The view that crime is raging and the one that it’s at or near historic lows might seem like an irreconcilable paradox. But there’s a way to reconcile the two.
In large numbers, it seems, people do not trust the people running the criminal justice system and reporting on crime. Relatedly, public sentiment used to reflect crime conditions, but for the past several years, it’s grown increasingly partisan.
A criminal justice policy that considers public sentiment as its sole reference for policymaking must be balanced with on-the-ground facts and deliberation. It is dangerous that partisan views are preferred to expertise, the nonrational aspects of opinion are overvalued and the public forum is highly polarized. By the same token, an expert narrative that overlooks public sentiment is likely to result in profoundly unrepresentative and undemocratic policies. There is ethical value in public sentiment and emotions, and we are wrong to ostracize them outside the sphere of relevance.
The first step forward is to restore trust in crime reporting and confidence in the government’s ability to deal with crime swiftly and effectively. We need more transparency and accountability from police departments in particular.
The second step is to recognize that public sentiment may well be linked to an idea advanced by Franklin Zimring and Gordon Hawkins years ago that “crime is not the problem, violence is.” This means that, while criminal activity matters, the most significant issue in the public mind is lethal violence. Violence drives public sentiment and fear of crime, and it must be addressed swiftly when it increases as it did in 2020.
To test this idea of the centrality of violence in shaping public sentiment, we examine the relationship between murders and public sentiment.
While there was no correlation between public perception that crime is rising and overall crime trends (see figure 1 & figure 3), the correlation between murder and perceived increases in crime is high. People believe crime is down when murders are down, and vice versa. If we want to develop a reliable public sentiment meter, we must understand how voters perceive and fear violence and lethal violence in particular.
Three final considerations should guide us going forward.
First, when there is a sharp shift in murder rates, increased cleavages will likely occur in between-group attitudes (e.g., Republicans vs. Democrats), and there will likely be an overall change in public opinion toward that issue. When subsequent data are released that does not represent a major shift, little if any change will likely occur until another sharp shift takes place. The question is whether the 12% decrease in murders in 2023 and the 16% or higher decrease of 2024 will result in between-group shifts, in particular Republican voters, in 2025.
Second, in addition to crime data and public sentiment becoming unaligned after 2001, a major transformation in public opinion dynamics occurred in 2020 and consolidated in the 2024 election. Namely, growing numbers of Americans see crime through pure partisan lenses. In 2001, the views of Republicans, Independents and Democrats on crime prevalence were indistinguishable. In 2024, there is a gap of almost 60 percentage points between how Republicans and Democrats perceive crime. The question of how those patterns will move in 2025 under a new president remains open.

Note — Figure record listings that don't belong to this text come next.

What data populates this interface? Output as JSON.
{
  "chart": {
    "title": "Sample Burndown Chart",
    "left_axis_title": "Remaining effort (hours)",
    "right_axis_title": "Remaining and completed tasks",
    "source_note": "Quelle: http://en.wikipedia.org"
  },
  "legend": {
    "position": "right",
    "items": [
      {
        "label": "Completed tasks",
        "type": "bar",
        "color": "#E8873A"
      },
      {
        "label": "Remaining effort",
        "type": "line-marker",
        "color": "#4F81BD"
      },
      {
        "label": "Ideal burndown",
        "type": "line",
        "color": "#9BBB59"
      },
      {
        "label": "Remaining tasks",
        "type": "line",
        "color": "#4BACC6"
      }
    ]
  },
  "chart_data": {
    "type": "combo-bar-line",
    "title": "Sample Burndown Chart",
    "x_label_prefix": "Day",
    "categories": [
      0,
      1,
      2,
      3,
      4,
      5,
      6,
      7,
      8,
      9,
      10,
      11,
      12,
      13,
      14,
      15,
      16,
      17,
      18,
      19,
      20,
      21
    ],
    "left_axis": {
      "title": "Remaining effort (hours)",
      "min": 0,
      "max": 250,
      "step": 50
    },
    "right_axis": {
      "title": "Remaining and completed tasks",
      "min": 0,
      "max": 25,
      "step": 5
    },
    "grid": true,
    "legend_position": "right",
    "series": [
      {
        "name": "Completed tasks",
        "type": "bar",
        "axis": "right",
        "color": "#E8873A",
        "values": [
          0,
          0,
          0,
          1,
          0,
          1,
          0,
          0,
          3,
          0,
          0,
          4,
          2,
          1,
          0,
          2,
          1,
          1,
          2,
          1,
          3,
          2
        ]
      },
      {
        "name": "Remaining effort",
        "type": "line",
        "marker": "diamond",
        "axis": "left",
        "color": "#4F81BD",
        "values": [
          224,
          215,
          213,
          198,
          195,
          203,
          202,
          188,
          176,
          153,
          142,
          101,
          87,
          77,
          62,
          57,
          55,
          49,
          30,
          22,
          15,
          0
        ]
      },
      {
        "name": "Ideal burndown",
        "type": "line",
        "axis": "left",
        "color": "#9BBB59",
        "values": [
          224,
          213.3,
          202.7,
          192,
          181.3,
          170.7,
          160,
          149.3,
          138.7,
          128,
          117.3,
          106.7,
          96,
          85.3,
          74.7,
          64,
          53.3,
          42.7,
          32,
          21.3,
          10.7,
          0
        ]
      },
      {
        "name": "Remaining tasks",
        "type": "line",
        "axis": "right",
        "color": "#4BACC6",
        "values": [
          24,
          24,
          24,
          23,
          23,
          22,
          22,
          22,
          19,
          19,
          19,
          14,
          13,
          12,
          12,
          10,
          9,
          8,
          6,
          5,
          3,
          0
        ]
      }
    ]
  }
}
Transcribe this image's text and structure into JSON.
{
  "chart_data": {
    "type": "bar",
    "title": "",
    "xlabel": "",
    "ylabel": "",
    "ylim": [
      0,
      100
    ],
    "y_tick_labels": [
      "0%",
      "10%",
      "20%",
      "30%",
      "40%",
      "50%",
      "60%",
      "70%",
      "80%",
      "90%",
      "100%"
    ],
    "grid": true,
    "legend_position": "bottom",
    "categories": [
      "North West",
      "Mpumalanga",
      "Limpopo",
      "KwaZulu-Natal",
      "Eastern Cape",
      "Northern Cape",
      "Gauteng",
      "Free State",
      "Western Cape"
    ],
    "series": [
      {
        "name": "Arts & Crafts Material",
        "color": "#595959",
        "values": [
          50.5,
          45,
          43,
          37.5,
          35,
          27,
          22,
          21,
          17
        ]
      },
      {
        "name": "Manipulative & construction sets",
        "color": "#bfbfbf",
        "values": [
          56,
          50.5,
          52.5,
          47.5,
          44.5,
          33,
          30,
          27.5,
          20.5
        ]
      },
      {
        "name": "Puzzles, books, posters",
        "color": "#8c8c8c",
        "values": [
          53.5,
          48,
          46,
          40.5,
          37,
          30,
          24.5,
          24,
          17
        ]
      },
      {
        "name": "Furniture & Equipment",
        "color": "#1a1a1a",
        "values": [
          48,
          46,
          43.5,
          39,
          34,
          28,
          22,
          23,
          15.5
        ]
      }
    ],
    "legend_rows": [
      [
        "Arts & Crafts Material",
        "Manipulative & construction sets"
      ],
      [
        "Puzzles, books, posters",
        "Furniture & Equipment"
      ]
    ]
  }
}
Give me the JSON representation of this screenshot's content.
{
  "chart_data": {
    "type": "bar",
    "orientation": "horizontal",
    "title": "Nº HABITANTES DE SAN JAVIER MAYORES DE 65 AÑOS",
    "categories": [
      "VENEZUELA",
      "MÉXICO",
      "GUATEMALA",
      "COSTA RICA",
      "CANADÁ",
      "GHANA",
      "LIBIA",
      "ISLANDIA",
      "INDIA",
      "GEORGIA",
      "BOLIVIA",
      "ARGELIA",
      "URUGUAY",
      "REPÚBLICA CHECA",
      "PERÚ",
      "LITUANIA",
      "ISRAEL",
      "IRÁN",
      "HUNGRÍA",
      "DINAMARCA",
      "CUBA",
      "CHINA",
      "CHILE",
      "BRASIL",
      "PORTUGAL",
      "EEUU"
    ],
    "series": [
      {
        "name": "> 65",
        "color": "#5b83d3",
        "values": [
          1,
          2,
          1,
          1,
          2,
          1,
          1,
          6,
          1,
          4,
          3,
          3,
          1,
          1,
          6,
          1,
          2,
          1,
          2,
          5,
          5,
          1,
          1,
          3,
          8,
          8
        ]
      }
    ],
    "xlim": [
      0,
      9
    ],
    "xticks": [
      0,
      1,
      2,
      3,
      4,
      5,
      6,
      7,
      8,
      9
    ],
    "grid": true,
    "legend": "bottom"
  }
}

Third, trust in government has reached historic lows. There appears to be an inverse relationship between perceived crime prevalence and trust in government. Put another way, fighting crime and restoring trust in the government’s ability to fight crime must be seen as interrelated activities.
In short, even as America and New York are experiencing significant crime reductions, due to significant fragmentation and polarization, many people remain convinced that things are trending in the wrong direction. More than before, people only trust the government response to crime if it coincides with the political position they prefer. This is a problem that needs urgently to be solved. We need broad nonpartisan social and political agreements on how to fight crime, particularly lethal and violent crime, and how to measure its prevalence and incidence.